With the advantage of large land fund and increasingly perfect infrastructure, real estate in the suburbs of ​​Ho Chi Minh City is being invested by both foreigner investors and Vietnam investors that create a vibrant market at the end of the year.

The real estate situation in the suburbs

There is a huge difference level in the price of real estate in the center and the edge of HCMC. According to JJL’s market survey, at the end of 2018 real estate price in the center ranged from 180 to 220 million VND/m2. Meanwhile, in suburban districts such as Binh Chanh, Cu Chi, Hoc Mon, the price is only around 15 – 30 million VND/m2; In the provinces around HCMC such as Long An, Dong Nai is only at 10 – 15 million/m2. This is the biggest advantage of real estate along the city.
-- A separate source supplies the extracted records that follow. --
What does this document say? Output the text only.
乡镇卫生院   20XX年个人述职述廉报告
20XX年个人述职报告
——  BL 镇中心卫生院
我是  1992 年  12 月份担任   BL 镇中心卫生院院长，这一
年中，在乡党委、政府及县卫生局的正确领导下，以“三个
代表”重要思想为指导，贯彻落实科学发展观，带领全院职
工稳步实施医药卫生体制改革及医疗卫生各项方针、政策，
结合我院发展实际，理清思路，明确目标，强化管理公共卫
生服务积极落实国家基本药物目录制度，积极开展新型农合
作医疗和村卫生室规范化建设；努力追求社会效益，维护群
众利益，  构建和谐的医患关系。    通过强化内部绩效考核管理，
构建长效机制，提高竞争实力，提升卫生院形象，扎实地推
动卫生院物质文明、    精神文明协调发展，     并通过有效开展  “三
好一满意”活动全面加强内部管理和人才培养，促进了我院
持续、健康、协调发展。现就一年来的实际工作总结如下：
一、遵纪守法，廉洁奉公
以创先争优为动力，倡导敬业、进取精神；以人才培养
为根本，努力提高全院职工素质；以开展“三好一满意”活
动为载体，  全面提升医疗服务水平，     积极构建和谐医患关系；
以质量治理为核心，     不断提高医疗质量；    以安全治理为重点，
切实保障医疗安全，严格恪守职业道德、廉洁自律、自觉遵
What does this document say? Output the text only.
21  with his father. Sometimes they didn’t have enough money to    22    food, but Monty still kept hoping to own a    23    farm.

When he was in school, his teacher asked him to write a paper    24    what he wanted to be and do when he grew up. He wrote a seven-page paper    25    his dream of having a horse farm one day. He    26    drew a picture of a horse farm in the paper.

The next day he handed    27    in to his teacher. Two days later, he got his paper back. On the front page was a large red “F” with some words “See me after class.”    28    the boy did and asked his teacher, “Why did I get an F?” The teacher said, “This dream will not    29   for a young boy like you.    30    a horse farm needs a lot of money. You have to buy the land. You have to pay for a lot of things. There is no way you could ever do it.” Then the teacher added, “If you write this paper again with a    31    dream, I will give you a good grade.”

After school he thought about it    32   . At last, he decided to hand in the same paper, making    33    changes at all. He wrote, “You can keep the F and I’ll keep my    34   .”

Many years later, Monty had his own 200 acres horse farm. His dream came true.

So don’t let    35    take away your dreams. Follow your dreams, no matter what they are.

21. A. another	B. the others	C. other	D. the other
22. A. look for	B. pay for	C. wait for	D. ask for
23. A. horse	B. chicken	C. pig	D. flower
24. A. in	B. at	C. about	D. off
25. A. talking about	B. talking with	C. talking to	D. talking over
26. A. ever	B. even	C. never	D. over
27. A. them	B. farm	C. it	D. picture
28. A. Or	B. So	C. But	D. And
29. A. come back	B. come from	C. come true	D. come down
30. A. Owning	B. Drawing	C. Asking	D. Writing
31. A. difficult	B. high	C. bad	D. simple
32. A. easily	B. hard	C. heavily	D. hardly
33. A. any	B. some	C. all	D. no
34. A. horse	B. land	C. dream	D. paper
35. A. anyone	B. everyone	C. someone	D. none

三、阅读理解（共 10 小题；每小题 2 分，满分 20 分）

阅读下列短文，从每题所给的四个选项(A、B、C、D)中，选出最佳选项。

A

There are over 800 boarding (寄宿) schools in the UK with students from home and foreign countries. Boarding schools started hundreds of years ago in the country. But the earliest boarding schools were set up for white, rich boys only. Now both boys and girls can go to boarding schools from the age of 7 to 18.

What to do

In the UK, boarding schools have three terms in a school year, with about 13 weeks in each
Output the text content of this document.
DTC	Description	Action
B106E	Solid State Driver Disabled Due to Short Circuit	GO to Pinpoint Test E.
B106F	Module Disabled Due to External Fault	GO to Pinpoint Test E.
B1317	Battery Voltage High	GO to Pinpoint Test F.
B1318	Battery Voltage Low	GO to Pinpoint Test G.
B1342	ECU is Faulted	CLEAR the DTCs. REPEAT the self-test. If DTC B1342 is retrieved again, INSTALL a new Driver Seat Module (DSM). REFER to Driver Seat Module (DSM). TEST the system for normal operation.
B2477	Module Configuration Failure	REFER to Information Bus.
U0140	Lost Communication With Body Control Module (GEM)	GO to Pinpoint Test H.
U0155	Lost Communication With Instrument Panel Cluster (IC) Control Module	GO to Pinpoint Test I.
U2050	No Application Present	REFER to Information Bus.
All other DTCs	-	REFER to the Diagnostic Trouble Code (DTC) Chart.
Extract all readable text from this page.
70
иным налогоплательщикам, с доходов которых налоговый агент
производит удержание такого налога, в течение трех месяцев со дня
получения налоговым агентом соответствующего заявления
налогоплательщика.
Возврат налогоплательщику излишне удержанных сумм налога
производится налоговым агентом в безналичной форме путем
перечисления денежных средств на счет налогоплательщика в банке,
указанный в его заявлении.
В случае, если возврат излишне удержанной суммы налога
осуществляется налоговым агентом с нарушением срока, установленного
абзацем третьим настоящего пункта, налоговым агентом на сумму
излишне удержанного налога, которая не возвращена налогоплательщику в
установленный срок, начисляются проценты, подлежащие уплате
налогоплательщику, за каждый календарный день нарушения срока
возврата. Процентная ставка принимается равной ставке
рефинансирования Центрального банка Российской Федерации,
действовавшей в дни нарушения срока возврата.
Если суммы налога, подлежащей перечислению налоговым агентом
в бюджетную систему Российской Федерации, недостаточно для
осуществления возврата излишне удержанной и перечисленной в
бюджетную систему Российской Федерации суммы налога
Recently, the People’s Committee of Ho Chi Minh City has adjusted construction planning. Accordingly, the area of ​​the city will occupy an area of 30,404km2 including the entire administrative boundaries of Ho Chi Minh City and seven neighboring provinces of Binh Duong, Dong Nai, Ba Ria Vung Tau, Long An and Tien Giang. , Binh Phuoc and Tay Ninh. At the same time, the city is also restricting licensing for new CBD (Center Business District) projects, which are causing the supply to be exhausted.

At present, there are two provinces, Binh Duong and Dong Nai, which have complete infrastructure to connect with Ho Chi Minh City. From 2019 onwards, the city will deploy more satellite cities to ease the population, reduce immigration pressures as well as pressures for housing and relocation.

Having identified the opportunities, businesses have shifted to invest in real estate projects in the suburbs of the city, especially foreign businesses such as Japan, Korea, Singapore, China, Hong Kong. In the first nine months of 2018, real estate made up 23% of total FDI in Vietnam, according to CBRE. Meanwhile in 2008, only about 10% of total FDI investment in this sector.

This is a strong statement that Vietnam real estate market is on the rise, which attracting foreign investors in the future.

The value is increasing over time

It cannot be denied that there have been real estate fever in the suburbs causing unbalance supply – demand. However, the government has policies to timely adjust information and prices to stabilize the market after that.

However, the price of suburban land has increased dramatically as the development of regional infrastructure creates a perfect connection. For example, right after the decision to build Cat Lai Bridge connecting Nhon Trach – Dong Nai with District 2 – Ho Chi Minh City, real estate price of Nhon Trach and Cat Lai have increased by 25-50% depending on the location placement and segmentation.

In addition, the fact that many industrial parks and factories have sprung up demand for housing also act as a lever for real estate prices. It is known that investors are particularly interested in the housing sector around the industrial zone. According to statistics of the Department of Housing Management and Real Estate Market, over 80% of workers in industrial zones do not have stable housing and they have to rent houses.

Real estate forecasts in the near future

Large real estate research organizations such as CBRE, Savills, HoREA have pointed out that the real estate market in suburban districts and neighboring provinces of Ho Chi Minh City will be bustling more in 2019.

In addition, the government will tighten management, handle inadequate legal and illegal projects, create a healthy competitive market and attract more foreign businesses.